LSU AgCenter veterinarian Dr. Christine Navarre is getting calls from around Louisiana that anaplasmosis outbreaks are occurring in cattle herds.

“It’s not uncommon to get these calls this time of year,” Navarre said. “But it’s still a red flag that producers need to be watching for this disease and take steps to prevent further outbreaks.”

Anaplasmosis is a disease spread by insects, usually flies, that can lead to death, especially in adult cattle. It can be prevented three ways — through vaccination, feed that contains an antibiotic and minerals, and fly control.

“If producers see signs of the disease, the first step they should take is to call their veterinarian to make sure their cattle are getting the appropriate treatment,” Navarre said.

Symptoms include depression and fever and, in milking herds, a rapid drop in production. The infected animal becomes weak, separates from the herd and may be frightened easily. The moist surfaces around the eyes and muzzle become yellow. Animals that survive gradually recover but remain carriers, Navarre said.

“The mineral mix with antibiotics that producers can feed their cattle to help prevent the disease has a salt base, which the animals are attracted to,” Navarre said. “But if they’re getting too much salt in their water and feed, they won’t eat the mineral mix.”
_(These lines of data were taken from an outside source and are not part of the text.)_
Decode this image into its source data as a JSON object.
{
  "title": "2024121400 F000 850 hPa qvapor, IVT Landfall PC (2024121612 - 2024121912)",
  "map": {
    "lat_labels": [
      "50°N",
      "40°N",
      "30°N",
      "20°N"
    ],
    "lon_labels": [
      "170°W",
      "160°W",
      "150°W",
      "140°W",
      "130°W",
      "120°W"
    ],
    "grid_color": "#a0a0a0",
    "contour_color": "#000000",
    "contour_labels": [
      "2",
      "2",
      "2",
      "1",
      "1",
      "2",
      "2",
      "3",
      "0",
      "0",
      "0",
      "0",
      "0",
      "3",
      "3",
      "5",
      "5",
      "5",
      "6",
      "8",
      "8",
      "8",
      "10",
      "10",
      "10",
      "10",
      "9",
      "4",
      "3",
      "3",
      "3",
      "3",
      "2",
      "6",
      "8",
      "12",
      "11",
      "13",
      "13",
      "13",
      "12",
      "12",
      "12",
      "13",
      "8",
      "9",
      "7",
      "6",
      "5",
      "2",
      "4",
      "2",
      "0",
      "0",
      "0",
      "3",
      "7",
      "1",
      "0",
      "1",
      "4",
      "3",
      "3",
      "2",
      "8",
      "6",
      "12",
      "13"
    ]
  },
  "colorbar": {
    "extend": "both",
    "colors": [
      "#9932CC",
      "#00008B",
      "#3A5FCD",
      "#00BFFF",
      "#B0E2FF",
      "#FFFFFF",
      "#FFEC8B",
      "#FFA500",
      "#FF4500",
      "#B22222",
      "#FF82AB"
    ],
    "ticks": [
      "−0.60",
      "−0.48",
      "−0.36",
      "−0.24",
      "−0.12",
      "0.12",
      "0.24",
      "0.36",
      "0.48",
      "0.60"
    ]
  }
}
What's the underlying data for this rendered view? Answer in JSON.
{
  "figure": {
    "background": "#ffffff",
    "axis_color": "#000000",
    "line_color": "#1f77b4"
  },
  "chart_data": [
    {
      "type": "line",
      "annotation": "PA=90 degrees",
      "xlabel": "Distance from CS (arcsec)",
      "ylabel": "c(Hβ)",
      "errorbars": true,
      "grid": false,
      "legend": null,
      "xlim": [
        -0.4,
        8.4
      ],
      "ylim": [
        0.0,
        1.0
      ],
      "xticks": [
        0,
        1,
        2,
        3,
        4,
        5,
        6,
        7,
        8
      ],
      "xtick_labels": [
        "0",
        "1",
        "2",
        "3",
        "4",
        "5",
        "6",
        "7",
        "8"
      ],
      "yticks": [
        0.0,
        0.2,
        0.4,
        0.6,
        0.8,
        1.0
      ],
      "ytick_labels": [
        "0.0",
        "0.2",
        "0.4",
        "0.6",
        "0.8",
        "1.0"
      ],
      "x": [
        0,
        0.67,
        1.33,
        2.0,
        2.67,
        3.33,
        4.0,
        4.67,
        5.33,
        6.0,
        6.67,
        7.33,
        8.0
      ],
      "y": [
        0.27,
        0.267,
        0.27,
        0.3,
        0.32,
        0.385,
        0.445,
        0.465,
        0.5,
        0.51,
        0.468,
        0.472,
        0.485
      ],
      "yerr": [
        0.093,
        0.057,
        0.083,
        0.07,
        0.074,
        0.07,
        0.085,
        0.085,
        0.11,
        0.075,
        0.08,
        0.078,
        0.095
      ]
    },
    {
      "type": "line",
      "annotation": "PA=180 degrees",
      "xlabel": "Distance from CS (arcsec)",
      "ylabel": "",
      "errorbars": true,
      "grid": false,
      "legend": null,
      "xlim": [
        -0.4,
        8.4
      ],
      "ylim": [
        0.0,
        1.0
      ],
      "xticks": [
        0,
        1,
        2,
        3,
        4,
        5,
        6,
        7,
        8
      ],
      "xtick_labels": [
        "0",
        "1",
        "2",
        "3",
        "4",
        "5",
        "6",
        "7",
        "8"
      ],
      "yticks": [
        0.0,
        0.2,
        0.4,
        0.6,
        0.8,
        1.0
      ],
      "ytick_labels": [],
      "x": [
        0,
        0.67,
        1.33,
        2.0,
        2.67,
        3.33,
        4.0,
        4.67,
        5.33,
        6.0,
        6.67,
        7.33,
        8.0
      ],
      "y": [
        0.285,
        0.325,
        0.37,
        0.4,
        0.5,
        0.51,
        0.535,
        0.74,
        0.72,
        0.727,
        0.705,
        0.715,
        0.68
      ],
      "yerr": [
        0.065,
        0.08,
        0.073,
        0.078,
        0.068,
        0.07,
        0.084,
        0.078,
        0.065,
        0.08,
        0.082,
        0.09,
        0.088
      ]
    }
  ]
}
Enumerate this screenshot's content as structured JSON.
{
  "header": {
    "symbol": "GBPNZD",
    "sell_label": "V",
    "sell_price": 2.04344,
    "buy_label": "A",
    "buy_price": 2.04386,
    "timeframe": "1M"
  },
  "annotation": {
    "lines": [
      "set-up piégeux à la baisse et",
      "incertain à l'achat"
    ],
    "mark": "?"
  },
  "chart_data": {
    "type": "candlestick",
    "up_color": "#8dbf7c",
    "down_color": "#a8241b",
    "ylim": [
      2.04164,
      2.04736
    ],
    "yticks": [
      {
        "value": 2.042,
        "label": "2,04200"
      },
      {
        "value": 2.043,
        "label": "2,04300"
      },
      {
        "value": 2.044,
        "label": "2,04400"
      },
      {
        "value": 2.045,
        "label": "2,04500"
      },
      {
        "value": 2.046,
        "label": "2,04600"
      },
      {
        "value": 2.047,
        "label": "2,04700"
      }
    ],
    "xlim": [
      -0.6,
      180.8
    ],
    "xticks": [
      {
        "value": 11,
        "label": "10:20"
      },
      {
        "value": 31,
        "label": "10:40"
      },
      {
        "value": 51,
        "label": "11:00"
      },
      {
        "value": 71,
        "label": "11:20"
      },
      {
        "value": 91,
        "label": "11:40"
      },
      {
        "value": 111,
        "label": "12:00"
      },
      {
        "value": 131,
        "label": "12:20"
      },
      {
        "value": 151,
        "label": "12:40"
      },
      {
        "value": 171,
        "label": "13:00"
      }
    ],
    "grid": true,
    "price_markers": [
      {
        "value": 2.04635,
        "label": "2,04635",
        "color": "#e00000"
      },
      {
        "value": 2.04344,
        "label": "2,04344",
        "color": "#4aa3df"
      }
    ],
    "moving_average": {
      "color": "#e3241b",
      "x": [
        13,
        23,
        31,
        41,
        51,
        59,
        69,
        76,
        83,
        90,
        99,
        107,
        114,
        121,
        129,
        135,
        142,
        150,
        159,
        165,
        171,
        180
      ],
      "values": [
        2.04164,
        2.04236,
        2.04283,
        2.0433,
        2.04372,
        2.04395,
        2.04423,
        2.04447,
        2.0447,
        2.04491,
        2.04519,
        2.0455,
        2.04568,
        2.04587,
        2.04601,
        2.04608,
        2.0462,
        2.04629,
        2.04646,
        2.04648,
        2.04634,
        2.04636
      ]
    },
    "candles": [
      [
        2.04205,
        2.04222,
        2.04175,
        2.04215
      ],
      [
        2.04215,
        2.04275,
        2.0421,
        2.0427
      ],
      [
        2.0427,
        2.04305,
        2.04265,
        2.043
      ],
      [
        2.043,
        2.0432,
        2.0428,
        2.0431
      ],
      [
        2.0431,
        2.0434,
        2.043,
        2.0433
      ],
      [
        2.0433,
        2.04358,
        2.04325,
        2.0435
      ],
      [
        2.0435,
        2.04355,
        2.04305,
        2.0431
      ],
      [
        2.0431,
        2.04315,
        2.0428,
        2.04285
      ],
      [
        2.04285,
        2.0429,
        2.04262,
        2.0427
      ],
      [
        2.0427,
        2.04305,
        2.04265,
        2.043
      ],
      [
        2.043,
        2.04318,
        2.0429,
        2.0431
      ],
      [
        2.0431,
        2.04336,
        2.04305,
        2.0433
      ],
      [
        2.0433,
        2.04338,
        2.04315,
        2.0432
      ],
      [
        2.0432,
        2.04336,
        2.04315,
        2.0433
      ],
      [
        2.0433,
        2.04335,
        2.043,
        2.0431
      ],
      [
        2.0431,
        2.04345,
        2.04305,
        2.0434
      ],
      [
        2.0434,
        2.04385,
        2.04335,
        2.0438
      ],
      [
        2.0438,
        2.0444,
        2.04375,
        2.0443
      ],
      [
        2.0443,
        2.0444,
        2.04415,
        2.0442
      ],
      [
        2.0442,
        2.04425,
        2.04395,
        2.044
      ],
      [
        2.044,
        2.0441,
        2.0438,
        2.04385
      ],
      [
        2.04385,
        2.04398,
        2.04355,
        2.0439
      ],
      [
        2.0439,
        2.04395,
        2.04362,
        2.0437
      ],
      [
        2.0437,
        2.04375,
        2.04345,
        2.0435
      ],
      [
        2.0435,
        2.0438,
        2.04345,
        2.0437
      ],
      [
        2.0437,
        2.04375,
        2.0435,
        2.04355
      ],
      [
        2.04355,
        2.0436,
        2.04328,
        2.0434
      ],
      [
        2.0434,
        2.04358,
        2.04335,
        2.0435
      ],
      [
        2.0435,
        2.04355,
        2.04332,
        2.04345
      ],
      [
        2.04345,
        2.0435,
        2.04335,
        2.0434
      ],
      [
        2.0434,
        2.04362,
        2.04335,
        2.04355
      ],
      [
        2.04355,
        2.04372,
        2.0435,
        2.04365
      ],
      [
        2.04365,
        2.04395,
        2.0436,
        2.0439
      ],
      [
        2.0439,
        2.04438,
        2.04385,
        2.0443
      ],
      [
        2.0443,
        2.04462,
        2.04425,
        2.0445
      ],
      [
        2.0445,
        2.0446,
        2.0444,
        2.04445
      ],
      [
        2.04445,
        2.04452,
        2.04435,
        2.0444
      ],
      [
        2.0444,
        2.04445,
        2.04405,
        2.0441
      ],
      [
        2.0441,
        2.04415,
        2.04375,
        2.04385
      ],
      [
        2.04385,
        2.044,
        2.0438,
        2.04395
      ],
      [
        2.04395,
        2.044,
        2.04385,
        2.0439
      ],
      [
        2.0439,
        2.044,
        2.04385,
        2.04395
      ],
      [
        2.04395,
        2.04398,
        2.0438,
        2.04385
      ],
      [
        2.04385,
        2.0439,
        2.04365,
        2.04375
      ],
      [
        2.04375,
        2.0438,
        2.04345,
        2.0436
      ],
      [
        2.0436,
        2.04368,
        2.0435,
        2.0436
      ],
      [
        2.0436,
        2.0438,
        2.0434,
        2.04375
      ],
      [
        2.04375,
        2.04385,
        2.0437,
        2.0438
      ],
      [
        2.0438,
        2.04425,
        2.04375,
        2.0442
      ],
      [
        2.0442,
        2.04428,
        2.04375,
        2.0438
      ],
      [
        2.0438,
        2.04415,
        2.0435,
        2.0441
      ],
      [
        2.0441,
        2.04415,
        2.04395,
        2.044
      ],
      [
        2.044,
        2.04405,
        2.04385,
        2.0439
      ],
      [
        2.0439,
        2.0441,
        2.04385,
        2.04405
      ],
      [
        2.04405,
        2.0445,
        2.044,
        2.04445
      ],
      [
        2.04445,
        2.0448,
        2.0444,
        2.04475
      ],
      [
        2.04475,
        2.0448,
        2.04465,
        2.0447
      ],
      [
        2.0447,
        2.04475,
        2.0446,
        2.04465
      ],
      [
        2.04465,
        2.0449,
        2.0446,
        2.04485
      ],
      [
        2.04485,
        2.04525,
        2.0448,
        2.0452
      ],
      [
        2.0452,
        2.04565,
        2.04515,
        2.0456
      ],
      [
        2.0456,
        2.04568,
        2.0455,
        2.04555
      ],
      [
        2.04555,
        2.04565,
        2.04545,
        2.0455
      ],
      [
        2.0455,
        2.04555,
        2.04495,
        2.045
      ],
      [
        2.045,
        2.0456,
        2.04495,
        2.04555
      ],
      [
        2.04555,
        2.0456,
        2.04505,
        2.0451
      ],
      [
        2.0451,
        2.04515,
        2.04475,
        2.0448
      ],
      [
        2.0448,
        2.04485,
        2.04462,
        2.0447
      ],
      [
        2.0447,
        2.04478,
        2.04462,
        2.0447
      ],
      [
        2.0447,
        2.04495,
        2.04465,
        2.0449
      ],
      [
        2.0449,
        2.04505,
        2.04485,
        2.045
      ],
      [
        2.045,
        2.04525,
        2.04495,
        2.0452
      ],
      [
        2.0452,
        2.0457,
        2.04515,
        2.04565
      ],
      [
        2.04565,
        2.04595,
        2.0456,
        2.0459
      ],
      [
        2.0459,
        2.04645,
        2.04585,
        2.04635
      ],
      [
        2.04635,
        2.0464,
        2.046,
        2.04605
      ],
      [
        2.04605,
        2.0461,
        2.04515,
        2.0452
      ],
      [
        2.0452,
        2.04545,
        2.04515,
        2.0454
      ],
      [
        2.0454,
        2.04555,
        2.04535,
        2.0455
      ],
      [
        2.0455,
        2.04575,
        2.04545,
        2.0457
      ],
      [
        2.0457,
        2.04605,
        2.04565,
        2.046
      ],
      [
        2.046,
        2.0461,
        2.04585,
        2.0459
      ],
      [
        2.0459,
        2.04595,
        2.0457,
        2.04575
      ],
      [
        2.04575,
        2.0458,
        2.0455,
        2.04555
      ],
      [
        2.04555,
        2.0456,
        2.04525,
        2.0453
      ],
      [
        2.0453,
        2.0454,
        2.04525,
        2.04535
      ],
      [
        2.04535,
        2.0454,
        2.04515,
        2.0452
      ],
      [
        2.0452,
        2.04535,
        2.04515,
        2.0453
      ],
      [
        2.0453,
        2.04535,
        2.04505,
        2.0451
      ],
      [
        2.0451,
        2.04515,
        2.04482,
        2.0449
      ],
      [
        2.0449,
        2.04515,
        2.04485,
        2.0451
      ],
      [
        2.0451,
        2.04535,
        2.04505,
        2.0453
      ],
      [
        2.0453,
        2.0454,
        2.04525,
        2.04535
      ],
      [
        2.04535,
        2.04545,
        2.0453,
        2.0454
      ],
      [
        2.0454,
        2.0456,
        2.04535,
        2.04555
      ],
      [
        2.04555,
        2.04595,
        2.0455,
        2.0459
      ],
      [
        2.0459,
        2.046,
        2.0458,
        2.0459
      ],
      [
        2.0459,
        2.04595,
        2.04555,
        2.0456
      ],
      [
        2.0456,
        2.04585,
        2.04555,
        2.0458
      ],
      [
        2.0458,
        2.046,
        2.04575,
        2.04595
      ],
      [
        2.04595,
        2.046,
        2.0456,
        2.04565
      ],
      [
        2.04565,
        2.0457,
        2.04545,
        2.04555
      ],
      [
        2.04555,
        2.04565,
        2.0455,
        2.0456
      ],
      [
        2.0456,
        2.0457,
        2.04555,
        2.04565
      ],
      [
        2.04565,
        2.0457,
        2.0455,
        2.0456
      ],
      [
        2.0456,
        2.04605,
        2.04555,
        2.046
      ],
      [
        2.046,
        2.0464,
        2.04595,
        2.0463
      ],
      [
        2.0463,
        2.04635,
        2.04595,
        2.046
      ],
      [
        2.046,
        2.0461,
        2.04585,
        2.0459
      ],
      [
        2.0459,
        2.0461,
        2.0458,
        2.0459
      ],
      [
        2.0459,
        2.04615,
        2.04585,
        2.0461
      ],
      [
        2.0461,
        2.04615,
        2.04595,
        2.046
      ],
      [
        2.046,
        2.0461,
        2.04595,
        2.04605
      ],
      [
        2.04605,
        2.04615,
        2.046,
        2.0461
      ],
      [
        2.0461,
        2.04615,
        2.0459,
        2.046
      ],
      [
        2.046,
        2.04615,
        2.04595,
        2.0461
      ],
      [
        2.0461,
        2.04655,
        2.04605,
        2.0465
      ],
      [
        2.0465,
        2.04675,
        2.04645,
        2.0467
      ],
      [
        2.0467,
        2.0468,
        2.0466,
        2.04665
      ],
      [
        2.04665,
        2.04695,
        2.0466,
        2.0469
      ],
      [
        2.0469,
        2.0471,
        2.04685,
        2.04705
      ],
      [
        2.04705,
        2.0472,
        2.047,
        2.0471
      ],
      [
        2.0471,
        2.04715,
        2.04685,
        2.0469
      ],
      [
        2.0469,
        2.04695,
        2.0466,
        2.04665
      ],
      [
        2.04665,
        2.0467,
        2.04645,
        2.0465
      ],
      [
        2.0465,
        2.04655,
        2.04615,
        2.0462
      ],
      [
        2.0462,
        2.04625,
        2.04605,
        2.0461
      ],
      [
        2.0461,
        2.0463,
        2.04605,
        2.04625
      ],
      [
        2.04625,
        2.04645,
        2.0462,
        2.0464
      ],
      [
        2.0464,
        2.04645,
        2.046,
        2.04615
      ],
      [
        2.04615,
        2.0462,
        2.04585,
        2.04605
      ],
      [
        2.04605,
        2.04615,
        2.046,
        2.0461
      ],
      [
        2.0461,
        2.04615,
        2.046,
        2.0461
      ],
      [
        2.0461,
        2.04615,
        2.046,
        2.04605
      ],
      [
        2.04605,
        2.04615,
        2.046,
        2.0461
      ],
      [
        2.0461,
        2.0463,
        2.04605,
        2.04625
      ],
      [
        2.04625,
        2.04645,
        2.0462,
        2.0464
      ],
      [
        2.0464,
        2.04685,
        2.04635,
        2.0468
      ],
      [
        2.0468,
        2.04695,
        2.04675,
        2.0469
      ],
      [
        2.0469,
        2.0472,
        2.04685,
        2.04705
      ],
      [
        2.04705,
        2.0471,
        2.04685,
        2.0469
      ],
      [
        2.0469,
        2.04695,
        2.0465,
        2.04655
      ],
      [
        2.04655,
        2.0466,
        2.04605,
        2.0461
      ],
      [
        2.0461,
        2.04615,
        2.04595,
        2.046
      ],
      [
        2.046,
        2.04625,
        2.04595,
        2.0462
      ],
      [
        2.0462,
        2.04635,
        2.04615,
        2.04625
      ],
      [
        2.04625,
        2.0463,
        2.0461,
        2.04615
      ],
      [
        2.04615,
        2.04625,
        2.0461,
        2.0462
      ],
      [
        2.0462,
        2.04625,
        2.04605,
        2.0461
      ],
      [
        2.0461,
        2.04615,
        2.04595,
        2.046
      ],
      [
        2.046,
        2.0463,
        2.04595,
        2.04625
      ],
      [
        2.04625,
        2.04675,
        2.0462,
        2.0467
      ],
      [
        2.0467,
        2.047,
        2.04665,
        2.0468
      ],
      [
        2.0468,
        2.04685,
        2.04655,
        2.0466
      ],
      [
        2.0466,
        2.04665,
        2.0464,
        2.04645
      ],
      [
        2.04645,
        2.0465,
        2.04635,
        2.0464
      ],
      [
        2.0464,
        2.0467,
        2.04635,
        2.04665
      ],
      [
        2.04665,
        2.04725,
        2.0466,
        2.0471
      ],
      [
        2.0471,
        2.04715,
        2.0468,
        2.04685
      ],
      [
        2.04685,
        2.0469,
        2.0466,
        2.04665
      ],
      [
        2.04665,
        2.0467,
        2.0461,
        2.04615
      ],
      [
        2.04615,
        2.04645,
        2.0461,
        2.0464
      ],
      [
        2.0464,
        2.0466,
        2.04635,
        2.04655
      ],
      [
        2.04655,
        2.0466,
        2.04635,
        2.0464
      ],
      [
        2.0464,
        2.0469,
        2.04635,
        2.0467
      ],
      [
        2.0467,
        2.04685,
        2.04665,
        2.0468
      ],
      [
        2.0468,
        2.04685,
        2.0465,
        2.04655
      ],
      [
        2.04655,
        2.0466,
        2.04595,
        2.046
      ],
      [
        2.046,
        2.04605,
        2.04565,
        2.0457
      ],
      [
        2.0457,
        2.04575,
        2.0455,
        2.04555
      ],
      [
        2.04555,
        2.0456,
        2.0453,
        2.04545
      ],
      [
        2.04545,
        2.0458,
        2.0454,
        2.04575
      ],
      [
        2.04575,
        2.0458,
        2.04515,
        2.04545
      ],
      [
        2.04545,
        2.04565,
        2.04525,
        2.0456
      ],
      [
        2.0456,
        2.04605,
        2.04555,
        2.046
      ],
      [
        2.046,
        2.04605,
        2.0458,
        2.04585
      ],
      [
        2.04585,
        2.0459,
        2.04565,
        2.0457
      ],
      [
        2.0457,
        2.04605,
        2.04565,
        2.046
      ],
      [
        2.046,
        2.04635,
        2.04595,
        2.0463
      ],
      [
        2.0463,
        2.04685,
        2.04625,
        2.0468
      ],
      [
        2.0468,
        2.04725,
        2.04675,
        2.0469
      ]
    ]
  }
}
Anaplasmosis is always a problem in coastal parishes but may be worse this year because of saltwater intrusion from the 2005 hurricane storm surges and resultant loss of the marsh. In some cases, the salt content of water may be deadly for cattle. Producers moving cattle back into hurricane-affected areas should monitor the salt content of the water supplies.

Another problem to watch out for this time of year is parasites. Infestations by brown stomach worms and liver flukes can cause severe production losses and even death, Navarre said.